高橋恵子はテクニカラーのかがやき

舌の痛みほぼ、去る。昨夜は、ぼーっと、高島忠夫夫妻のうつ病克服をドラマ化したのを(松方弘樹高橋恵子)を見てしまう。そしたら、今日、国立駅ホームで高橋恵子を目撃。昨夜見たばっかりだから、注視してしまう。やっぱり、東京だなあ、とバカみたいに感心する。服装から雰囲気から、一般ピープルとはまるで違う。モノクロ写真の中で、一人だけテクニカラー、という感じだ。
電車が来て、同じ車両に乗り、隣りに座りそうになるが、一人置いて、になる。国分寺で知り合いが乗ってきて立ち上がり、迎えて、目の前に立つ。めちゃくちゃ細いの。お腹なんかぺっちゃんこだ。国分寺で特快に乗り換えてった。
舌が治ったもんだから、サンデー毎日編集部で担当のIさん相手にベラベラ喋る。こんなに喋るのはひさしぶりだ。
三省堂岩波文庫新刊、大澤正佳の新訳 ジョイス『若い芸術家の肖像』を買う。訳者あとがきを読むが、昭和七年、創元社刊の小野松二・横堀富雄訳の同書には言及しながら、先行する画期的訳業の丸谷才一訳には一言も触れていない。あれ、ジョイスを巡って、両者のあいだに論争があったんだっけ。それじゃなきゃ、ちょっと不自然だもんな。
神保町タテキンで、森鴎外選集(岩波の、新書サイズの)の「青年」が入っている巻に、「電車の窓」という短篇があって、それを読みたくて買う。ほか数冊。1966年の白水社の『新和仏中辞典』には、マリを蹴る小鹿の腹に「おくむら」と入った判が押してあって、それがあんまりいいので買った。こういう蔵書印なら歓迎だ。古井由吉『椋鳥』は黒い箱入の本で、その迫力に引かれ、300円で。
そしたら、荻窪「ささま」へ寄ったら、均一にどっさり古井由吉が出てる。もちろん『椋鳥』も105円だ。15冊はあったかな。あんまり在り過ぎて、買えなかった。しまったな。しかし、ささまで買った井上究一郎1050円が、そのあと高円寺・都丸で500円で売ってたから、やっぱりそういうことはあるのだ。
と言いながら『宇野千代『おはん』(木村荘八挿絵)、石川淳『新釈古事記』、尾崎喜八『自註 富士見高原詩集』など、箱入のいい本がのきなみ105円で、ううんとうなりがら抱える。信じられない光景だ。店内で、アルプス登攀の洋書写真集と、前川健一『異国憧憬戦後海外旅行外史』が525円。

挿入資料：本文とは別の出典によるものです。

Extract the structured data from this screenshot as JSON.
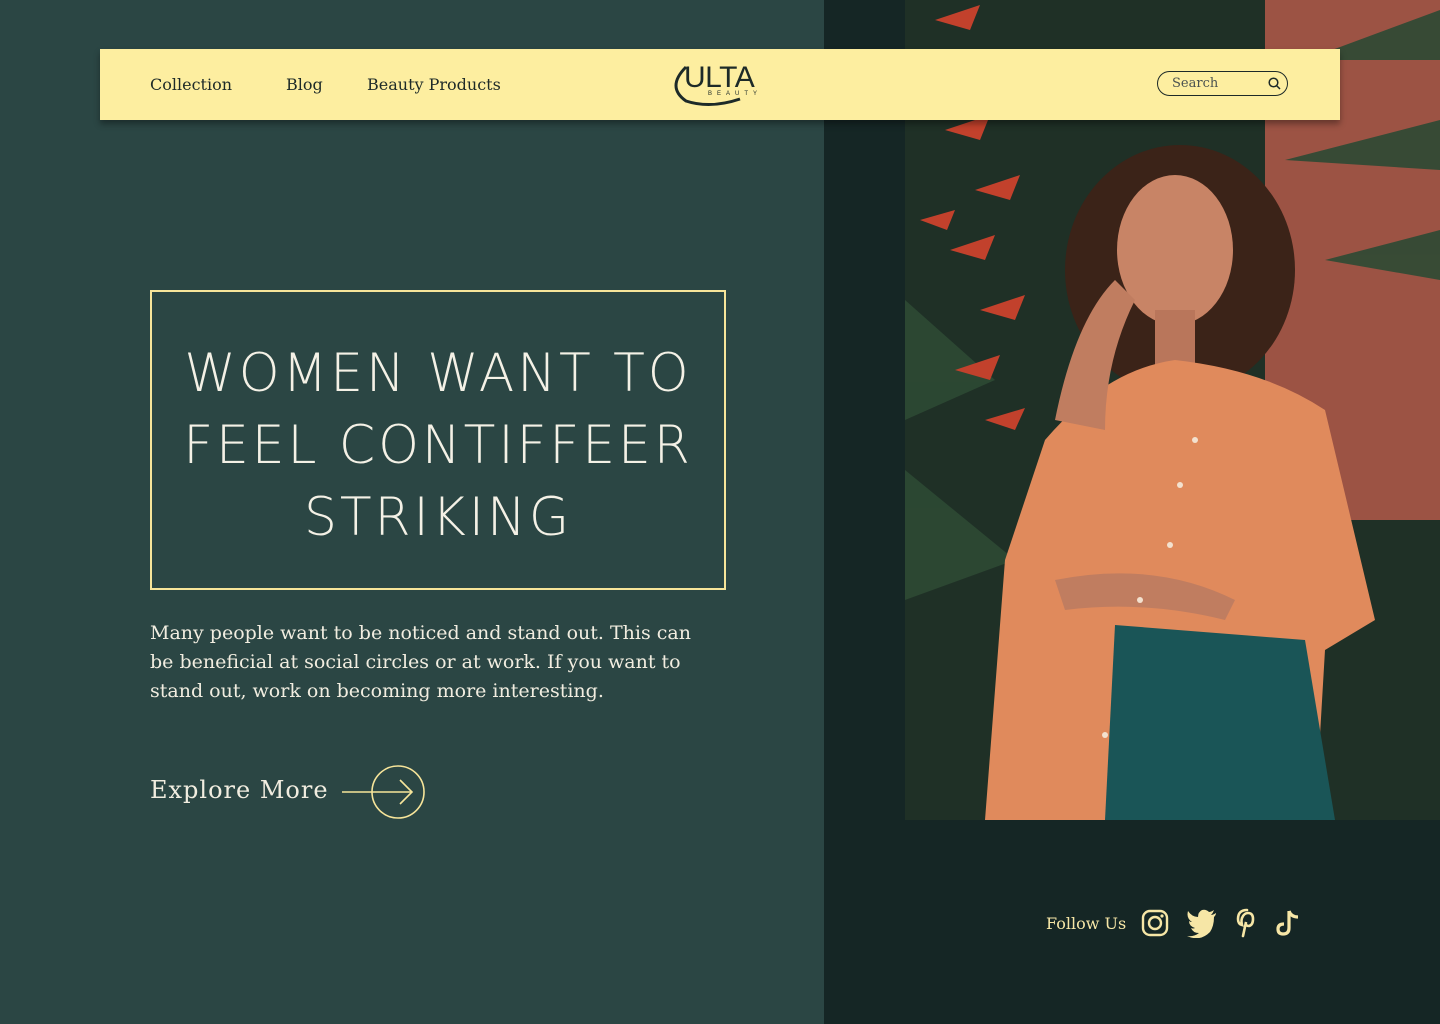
{
  "nav": {
    "links": [
      "Collection",
      "Blog",
      "Beauty Products"
    ],
    "logo_text": "ULTA",
    "logo_sub": "BEAUTY",
    "search_placeholder": "Search"
  },
  "hero": {
    "headline_lines": [
      "WOMEN WANT TO",
      "FEEL CONTIFFEER",
      "STRIKING"
    ],
    "body": "Many people want to be noticed and stand out. This can be beneficial at social circles or at work. If you want to stand out, work on becoming more interesting.",
    "cta_label": "Explore More"
  },
  "footer": {
    "follow_label": "Follow Us",
    "social_icons": [
      "instagram-icon",
      "twitter-icon",
      "pinterest-icon",
      "tiktok-icon"
    ]
  },
  "colors": {
    "accent": "#fdeea0",
    "left_bg": "#2b4644",
    "right_bg": "#152625",
    "text_light": "#f4f1e6"
  }
}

野村くんと小沢くんが「青べか物語が入ったよ」とか話している。これは、先日、京橋のフィルムセンターで澄ちゃんたちが、川島雄三監督「青べか物語」を観て、原作の山周のを読みたくなったってことの流れだと思う。
その澄ちゃん訪ね、西荻「興居島屋」へ。帳場に座っているところを写真に撮る。「だいこんの会」をやろうと話をする。澄ちゃんが休みの7月10日(火)に勝手に決定。しかし、もう「だいこん屋」が手狭になったので、西荻「三善屋」に変更。夜7時から。ここならけっこう入ります。来れそうなヒトは、ミクシィをやっているヒトだと「す」さんにメールしてください。仲間を連れてきてもいいよ。
連日、堀江敏幸『回送電車』(中央公論新社)とその続編『一階でも二階でもない夜』を読む。堀江さんがあんまりうまく、本を紹介するので読みたい本がまた増えてきたなあ。
荒川洋治さんの読書エッセイ集『黙読の山』(みすず書房)届く。三分の一ほど読んだけど、やっぱりいいや。
林哲夫さんの白水社の新刊のゲラが届く。『古本屋を怒らせる方法』というタイトル。そういう一文があるのだ。林さんの本で、白水社で、これはけっこう刺激的なタイトルだ。これも三分の一ほど読んだが、おもしろい、おもしろい。
昨年まで仕事をしていたライター編集者の女の子Fさんから、急きょ「ブルータス」で短い原稿を依頼される。締切は目前。Fさんの頼みじゃ、断れないよ。